Trump and Andrew Jackson

Our President, Donald Trump, makes many outlandish statements. One of his latest was to praise President Andrew Jackson and suggest that if Jackson had been around a few decades later, there would not have been a Civil War because Jackson “had a big heart.”

There is a reason there was a campaign to replace Andrew Jackson’s picture on the $20 bill with  Harriet Tubman’s picture. Yes, Harriet Tubman was famous and is loved historically. Andrew Jackson, not so much.

Let’s take a quick look at Andrew Jackson. In the 1830’s, President Andrew Jackson’s government took 25 million acres of land from Native Americans in the South.

As federal treaty commissioner before he became president, Jackson started the Native American removal “by fair means or foul” that resulted in taking major parts of several states—e.g., a fifth of Georgia, half of Mississippi, and a considerable part of Alabama.

After becoming President, Jackson forced Native American tribes to leave their territories in the South and move west, mostly to Oklahoma. Tens of thousands of Native Americans had to make this cruel and grueling movement west, mostly on foot. In one of these treks, known as the Trail of Tears, 4,000 Native Americans died of cold, hunger, and disease.

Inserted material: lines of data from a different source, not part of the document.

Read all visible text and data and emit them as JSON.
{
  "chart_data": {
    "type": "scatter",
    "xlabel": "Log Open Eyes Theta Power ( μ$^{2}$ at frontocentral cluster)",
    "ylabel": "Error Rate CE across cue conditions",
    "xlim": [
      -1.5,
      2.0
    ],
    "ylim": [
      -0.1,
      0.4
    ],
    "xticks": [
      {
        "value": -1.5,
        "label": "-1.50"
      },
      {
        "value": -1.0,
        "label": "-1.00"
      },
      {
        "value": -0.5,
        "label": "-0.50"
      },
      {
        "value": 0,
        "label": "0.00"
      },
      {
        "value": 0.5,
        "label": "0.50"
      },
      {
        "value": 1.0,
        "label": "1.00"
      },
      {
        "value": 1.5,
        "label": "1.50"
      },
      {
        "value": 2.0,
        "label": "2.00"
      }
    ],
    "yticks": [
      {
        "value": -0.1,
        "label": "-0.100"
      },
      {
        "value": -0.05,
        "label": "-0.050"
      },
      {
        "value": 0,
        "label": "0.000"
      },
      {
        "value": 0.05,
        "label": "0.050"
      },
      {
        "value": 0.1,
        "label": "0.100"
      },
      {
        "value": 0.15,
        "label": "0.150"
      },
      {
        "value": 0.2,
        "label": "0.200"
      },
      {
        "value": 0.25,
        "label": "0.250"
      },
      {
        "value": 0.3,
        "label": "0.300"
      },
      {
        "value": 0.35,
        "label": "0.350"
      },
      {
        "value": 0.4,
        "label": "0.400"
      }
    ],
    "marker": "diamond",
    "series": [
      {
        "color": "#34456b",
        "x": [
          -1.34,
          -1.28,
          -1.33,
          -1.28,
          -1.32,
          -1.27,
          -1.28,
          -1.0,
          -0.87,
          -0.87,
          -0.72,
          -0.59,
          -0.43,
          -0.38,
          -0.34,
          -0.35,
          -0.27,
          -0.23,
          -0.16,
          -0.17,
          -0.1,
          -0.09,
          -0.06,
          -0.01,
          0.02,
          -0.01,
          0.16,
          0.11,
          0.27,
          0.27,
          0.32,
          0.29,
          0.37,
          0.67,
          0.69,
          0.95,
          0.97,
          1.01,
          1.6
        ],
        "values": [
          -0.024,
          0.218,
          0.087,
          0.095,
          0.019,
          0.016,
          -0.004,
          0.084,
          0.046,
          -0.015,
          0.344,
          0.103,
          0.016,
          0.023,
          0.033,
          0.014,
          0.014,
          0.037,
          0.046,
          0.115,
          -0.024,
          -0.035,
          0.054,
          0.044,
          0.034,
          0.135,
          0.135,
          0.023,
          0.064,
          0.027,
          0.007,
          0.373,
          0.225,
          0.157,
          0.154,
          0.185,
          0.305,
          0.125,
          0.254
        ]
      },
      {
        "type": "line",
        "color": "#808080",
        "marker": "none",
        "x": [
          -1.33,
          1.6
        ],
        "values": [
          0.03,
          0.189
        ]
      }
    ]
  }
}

Jackson and his fellow Southern plantation owners and other businessmen benefited financially from the taking of this Indian land.  Since Jackson owned over a hundred slaves on his 1,000-acre farm in Tennessee, he was definitely pro-slavery. He took measures to protect the institution of slavery in the South. For example, President Andrew Jackson fought openly against abolitionists, referring to them as “monsters.” He banned the post office from delivering abolitionist literature in the south.

Even though it is way off the mark, the praise heaped upon Andrew Jackson by Trump is strange. But, of course, this says more about the current president than that evil president of nearly 200 years ago.